The Wall Street Journal Gets It Right On Negative Interest Rate Policy, Thanks to Tommy Stubbington

The Wall Street Journal has been slow to understand the potential of negative interest rate policy that I have laid out in various ways. But now, thanks to Tommy Stubbington–who interviewed me at length last Thursday–the Wall Street Journal has done an excellent front page treatment of negative interest rate policy. The whole article is great for giving the current context of negative interest rates in Europe, but below are the passages that most closely reflect Tommy’s interview of me. The first bit below has the same message as the title of my recently published paper “Negative Interest Rate Policy as Conventional Monetary Policy.” The rest should also be familiar to those who follow supplysideliberal.com:

Europe’s economic stagnation has proved so long and intractable that the region’s central banks are cutting interest rates to spur their economies. If it helps to move rates from 1% to 0.5% and 0.5% to 0%, why not try minus 0.5%? …

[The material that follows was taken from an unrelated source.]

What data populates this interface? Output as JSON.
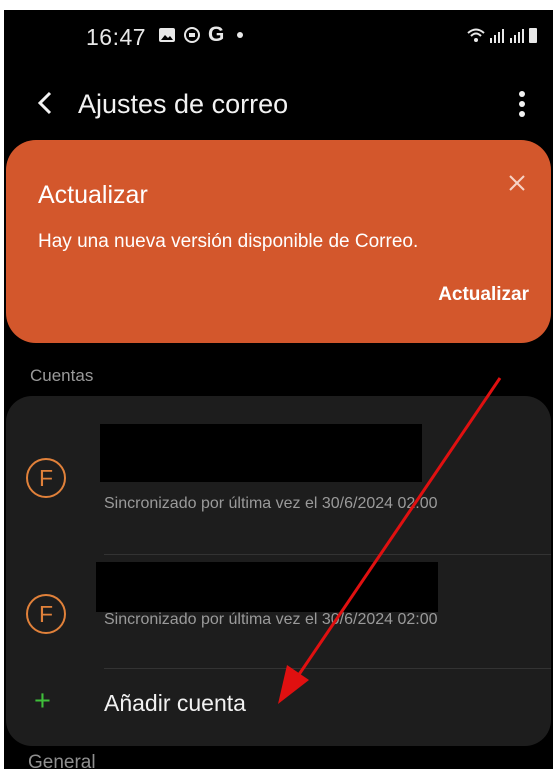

There is no hard limit on how low they can go. If commercial banks start widely imposing negative rates on retail customers, physical cash might look attractive. After all, it has a rate of 0%, although it isn’t without cost. One needs vaults and guards to store it, and it is no good for buying merchandise online.

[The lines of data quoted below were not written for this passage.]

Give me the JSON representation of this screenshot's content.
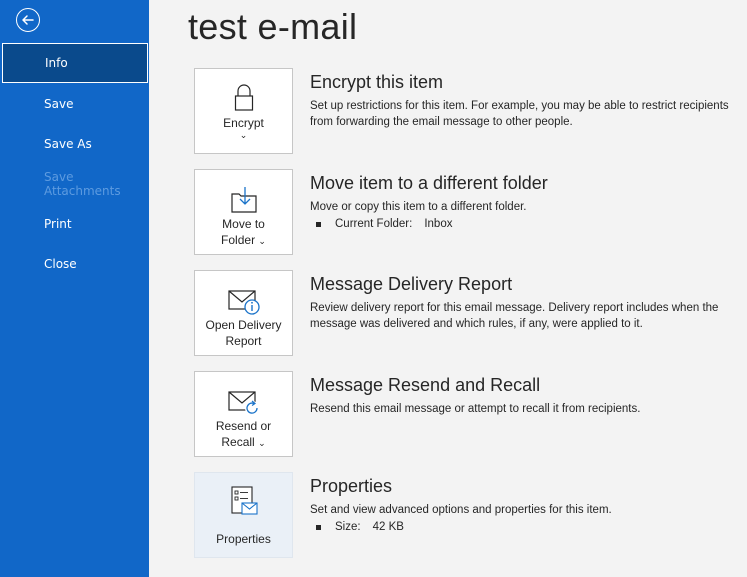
{
  "sidebar": {
    "back_label": "Back",
    "items": [
      {
        "label": "Info"
      },
      {
        "label": "Save"
      },
      {
        "label": "Save As"
      },
      {
        "label": "Save Attachments"
      },
      {
        "label": "Print"
      },
      {
        "label": "Close"
      }
    ]
  },
  "main": {
    "title": "test e-mail",
    "sections": [
      {
        "tile_label_1": "Encrypt",
        "title": "Encrypt this item",
        "description": "Set up restrictions for this item. For example, you may be able to restrict recipients from forwarding the email message to other people."
      },
      {
        "tile_label_1": "Move to",
        "tile_label_2": "Folder",
        "title": "Move item to a different folder",
        "description": "Move or copy this item to a different folder.",
        "bullet_label": "Current Folder:",
        "bullet_value": "Inbox"
      },
      {
        "tile_label_1": "Open Delivery",
        "tile_label_2": "Report",
        "title": "Message Delivery Report",
        "description": "Review delivery report for this email message. Delivery report includes when the message was delivered and which rules, if any, were applied to it."
      },
      {
        "tile_label_1": "Resend or",
        "tile_label_2": "Recall",
        "title": "Message Resend and Recall",
        "description": "Resend this email message or attempt to recall it from recipients."
      },
      {
        "tile_label_1": "Properties",
        "title": "Properties",
        "description": "Set and view advanced options and properties for this item.",
        "bullet_label": "Size:",
        "bullet_value": "42 KB"
      }
    ]
  },
  "colors": {
    "sidebar_bg": "#1167c8",
    "active_item_bg": "#0a4a8c",
    "disabled_text": "#5d9be0",
    "page_bg": "#f3f3f3"
  },
  "icons": {
    "back": "arrow-left-circle-icon",
    "encrypt": "lock-icon",
    "move": "folder-move-icon",
    "delivery": "envelope-info-icon",
    "resend": "envelope-refresh-icon",
    "properties": "properties-list-icon"
  }
}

Still, some economists said negative rates can be a powerful stimulative tool, if central banks can fully harness them.

Miles Kimball, an economist at the University of Michigan, has been preaching the gospel of deeply negative rates to central banks. When demand for money is low, as it is during a deep recession, Mr. Kimball argues, central banks should make borrowing as easy as necessary, even if that means paying banks to do it.

Mr. Kimball has a novel way around the physical-cash problem: make bank notes less valuable. He proposes that the Federal Reserve set an exchange rate between bills and electronic money. If it wanted, say, a minus 1% rate, it could decree that a $100 bill deposited in a year’s time would yield a $99 credit to a bank account. …

The interest in such schemes isn’t purely academic. With rates still at zero in much of the developed world years into the postcrisis recovery, central bankers may find themselves facing the next recession without much room to cut.

“It’s wrong to say central banks have run out of ammunition,” said Mr. Kimball. “Negative rates can be on tap before the next recession. There’s no limit to how deep we can go.”